Which, for someone on a show built around difficult conversations, is not ideal.
Scott is starting to realises life with Gia might be exhausting

Back in the apartment, Scott learned that Gia had refused to do the exercise entirely. And he looked genuinely surprised.
He didn’t attack her over it, but there was a clear shift in his tone. The more Gia tried to justify her decision, the less convincing it sounded.
What stood out most was Scott admitting that he sometimes hesitates to bring up concerns because he’s worried Gia will blow up.
That’s rarely a good sign in a relationship.
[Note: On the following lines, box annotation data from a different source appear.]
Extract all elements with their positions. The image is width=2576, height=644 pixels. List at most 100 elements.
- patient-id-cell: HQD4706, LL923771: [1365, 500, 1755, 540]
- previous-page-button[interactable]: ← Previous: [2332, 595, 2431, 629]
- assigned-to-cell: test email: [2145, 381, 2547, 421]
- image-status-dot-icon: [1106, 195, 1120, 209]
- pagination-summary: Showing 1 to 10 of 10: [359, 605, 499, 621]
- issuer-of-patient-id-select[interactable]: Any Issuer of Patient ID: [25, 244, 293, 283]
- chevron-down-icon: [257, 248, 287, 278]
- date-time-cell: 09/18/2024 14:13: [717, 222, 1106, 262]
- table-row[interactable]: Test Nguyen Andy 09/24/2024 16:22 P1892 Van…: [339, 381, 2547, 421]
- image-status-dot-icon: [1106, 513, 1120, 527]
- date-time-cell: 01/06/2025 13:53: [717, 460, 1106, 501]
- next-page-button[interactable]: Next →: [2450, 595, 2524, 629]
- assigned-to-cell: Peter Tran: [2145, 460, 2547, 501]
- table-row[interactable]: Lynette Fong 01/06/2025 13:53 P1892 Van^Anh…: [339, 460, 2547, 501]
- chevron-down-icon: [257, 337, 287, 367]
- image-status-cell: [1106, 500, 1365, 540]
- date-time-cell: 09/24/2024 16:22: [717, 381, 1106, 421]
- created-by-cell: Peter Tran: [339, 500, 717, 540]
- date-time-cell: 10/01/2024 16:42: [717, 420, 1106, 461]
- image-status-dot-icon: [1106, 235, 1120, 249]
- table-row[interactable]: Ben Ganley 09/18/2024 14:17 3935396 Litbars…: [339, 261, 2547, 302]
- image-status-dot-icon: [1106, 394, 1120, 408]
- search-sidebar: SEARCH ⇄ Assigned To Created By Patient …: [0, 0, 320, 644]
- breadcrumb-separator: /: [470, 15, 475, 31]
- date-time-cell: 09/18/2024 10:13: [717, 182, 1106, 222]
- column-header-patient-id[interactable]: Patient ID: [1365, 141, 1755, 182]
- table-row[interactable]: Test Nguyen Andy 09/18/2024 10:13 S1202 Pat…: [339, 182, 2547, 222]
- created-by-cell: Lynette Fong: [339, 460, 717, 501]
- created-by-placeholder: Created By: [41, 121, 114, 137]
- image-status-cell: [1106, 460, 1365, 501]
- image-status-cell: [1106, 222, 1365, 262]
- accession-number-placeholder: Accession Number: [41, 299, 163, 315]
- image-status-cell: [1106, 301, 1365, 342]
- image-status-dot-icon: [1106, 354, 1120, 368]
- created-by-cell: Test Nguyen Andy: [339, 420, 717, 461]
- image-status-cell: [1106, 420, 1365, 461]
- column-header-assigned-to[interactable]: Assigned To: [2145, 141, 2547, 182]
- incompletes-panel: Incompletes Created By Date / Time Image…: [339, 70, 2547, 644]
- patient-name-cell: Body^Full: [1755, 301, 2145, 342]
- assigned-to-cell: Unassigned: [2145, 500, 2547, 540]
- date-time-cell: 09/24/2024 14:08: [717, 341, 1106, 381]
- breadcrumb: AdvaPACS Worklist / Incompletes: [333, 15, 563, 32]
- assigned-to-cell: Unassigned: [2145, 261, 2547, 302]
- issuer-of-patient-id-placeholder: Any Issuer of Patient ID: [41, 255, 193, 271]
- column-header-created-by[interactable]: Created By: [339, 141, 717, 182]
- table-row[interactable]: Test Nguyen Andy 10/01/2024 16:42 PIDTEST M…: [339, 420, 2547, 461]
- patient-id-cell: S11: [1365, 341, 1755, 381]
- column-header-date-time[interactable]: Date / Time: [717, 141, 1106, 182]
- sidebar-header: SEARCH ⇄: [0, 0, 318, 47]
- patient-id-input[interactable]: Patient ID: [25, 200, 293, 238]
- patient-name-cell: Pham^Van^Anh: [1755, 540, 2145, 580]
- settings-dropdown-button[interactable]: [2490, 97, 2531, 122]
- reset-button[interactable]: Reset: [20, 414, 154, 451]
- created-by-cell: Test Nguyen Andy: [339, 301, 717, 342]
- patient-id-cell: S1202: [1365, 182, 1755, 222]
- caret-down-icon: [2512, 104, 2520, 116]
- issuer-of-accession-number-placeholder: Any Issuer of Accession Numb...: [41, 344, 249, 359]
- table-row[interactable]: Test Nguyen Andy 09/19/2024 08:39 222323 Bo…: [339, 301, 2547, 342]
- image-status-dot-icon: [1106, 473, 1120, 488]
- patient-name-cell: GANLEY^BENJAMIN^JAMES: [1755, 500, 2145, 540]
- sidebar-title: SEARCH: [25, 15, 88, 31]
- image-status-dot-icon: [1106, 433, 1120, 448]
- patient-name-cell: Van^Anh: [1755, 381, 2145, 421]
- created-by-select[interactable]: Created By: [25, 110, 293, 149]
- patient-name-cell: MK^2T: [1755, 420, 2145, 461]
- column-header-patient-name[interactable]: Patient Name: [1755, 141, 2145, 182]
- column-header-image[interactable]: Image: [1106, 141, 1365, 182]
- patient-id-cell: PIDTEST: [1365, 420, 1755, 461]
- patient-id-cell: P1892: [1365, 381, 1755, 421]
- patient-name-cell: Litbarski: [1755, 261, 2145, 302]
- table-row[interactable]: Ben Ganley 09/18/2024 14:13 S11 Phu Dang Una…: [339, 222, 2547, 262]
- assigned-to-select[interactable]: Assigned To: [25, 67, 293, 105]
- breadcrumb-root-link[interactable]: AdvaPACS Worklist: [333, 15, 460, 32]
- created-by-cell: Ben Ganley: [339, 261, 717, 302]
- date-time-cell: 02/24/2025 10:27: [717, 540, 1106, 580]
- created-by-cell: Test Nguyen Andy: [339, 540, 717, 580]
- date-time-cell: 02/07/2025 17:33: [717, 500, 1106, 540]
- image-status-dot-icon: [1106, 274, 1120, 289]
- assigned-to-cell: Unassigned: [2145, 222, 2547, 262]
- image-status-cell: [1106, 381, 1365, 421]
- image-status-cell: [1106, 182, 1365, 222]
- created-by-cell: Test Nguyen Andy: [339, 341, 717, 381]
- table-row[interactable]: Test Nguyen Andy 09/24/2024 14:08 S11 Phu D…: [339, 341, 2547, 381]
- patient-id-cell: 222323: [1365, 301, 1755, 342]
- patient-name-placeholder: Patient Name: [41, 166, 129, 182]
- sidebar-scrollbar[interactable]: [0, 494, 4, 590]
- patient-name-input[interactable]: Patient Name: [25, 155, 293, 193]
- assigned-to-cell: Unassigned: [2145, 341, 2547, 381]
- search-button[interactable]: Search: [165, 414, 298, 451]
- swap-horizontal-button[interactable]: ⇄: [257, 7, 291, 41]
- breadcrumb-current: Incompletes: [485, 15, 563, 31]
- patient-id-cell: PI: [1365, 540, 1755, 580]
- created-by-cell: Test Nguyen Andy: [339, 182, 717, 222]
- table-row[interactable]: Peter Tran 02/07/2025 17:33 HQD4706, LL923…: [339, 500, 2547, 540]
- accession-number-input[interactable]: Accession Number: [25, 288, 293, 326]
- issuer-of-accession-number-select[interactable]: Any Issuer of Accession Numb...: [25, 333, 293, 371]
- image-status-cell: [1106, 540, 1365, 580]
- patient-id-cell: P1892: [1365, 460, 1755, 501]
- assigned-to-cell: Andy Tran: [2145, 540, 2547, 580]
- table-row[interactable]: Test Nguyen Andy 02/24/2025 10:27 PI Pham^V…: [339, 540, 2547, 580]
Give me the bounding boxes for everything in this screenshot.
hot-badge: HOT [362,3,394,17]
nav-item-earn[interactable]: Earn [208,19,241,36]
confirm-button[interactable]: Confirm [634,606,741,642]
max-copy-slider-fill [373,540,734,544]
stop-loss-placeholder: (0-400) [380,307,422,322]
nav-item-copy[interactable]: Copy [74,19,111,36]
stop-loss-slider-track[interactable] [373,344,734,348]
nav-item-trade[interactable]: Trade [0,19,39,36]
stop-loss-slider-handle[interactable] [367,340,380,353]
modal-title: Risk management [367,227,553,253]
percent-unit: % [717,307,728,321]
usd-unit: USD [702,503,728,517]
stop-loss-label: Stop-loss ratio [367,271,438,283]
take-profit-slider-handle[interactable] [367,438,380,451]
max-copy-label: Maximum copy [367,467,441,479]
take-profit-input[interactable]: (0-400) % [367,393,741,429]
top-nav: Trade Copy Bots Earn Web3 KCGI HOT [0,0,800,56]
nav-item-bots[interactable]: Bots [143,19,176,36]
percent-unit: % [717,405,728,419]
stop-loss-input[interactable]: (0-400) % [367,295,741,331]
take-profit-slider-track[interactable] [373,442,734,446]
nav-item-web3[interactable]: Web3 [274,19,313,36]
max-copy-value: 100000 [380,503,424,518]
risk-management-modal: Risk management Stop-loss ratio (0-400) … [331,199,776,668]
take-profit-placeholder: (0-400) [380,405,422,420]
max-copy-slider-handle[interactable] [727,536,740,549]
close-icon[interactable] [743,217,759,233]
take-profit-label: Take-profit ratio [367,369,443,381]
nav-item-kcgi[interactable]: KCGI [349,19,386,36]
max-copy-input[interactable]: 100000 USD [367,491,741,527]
When one partner starts censoring themselves to avoid conflict, the dynamic quickly becomes unbalanced.
Instead of honest communication, you end up with quiet resentment and tiptoeing.
And Scott looked like he was beginning to realise that.
Feedback week proves some people came for drama, not growth
By the end of episode 26, Feedback Week had exposed something viewers have been suspecting for a while.
Some couples are genuinely trying to learn about themselves and their relationships.
Others are here to win arguments, rewrite history and torch each other in group chats.
Between Bec’s nuclear text meltdown, Gia’s refusal to take part in the experiment she signed up for and Scott realising communication with his partner might require a safety helmet, this episode felt less like relationship therapy and more like watching emotional maturity fight for its life.
And judging by the previews, the next dinner party is about to detonate.